Редактор, тем временем, продолжал:
Знаешь, Критовский… Не нравишься ты мне. Работать с тобой невозможно. Хотя талантлив — это да… Не должен я такого делать. Себе же могилу копаю… Тебя в коллектив пусти — ты его вмиг разлагать начнешь… Но по-другому не могу. Видя твои сложности, предлагаю: возвращайся в штат. Это существенно. Коллектив, он, на самом деле спасает. Идиотизмом своим. Бюрократией бесконечной. Можно оценивать, кого ты лучше, к чему должен еще стремиться… Можно думать, что ты — как все…а значит, раз все в депрессию не впадают, то и ты не впадешь. Стая — она лучшее лекарство от душевных травм. Перед ней выделываться можно, тем самым самореализовываясь. Намучаешься весь день, «держа себя в руках», а потом домой приходишь — так тоскливо делается… Но в работе в коллективе есть свои плюсы. К вечеру ты устал уже настолько, что, несмотря на то, что тошно делается, блевануть не успеваешь — спать падаешь. А завтра снова играть свою роль… Времени на депрессию не остается. Возвращайся в штат, Критовский. Это серьезное предложение. Только у меня имеется парочка условий по поводу твоего поведения в коллективе…

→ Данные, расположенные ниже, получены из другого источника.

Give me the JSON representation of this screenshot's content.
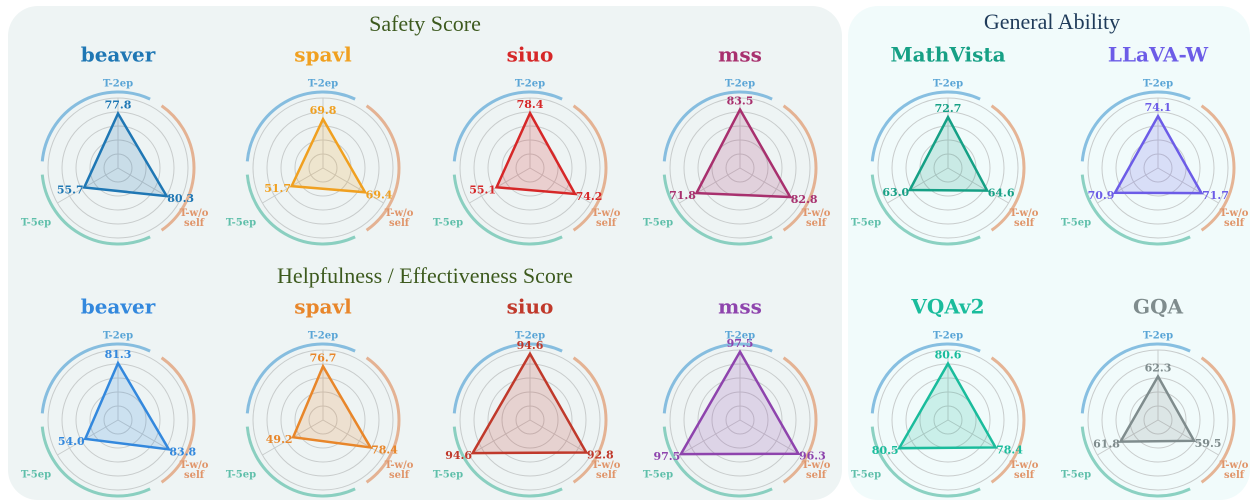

Никаких условий Игорь выслушивать не стал. Бросать трубку было крайне невежливым, благополучно распрощаться представлялось невозможным… Игорь положил телефонную трубку на пол, и, стараясь не мешать Главному выговариваться, корректно оставил того наедине с самим собой.
В комнате Игорь все же подошел окну. Несколько минут, шутки ради, порассуждал о возможности выброситься. Отдаться захватывающему ощущению восторга от свободного падения, чтобы потом навеки перейти в собственность к блаженной пустоте… Это было бы слишком хорошо. На подобные упрощения он, Игорь, не имел ни малейшего шанса. Разбиться насмерть, скорее всего, судьба не позволит. Максимум — искалечиться и доставить массу неприятностей всем родственникам. Такого, конечно, не хотелось.
«И кому только в голову пришло называть целиком подвластное всемирному тяготению падение — свободным?» — фыркнул Игорь и отошел подальше от окна и от шальных мыслей. Чтобы не сойти с ума окончательно, нужно было немедленно придумать себе очередной смысл жизни. Сначала придумать, а потом убедить себя, что он вовсе не придуманный, а самый что ни на есть настоящий, рожденный самой природой, а не игоревой воспаленной потребностью в самореализации.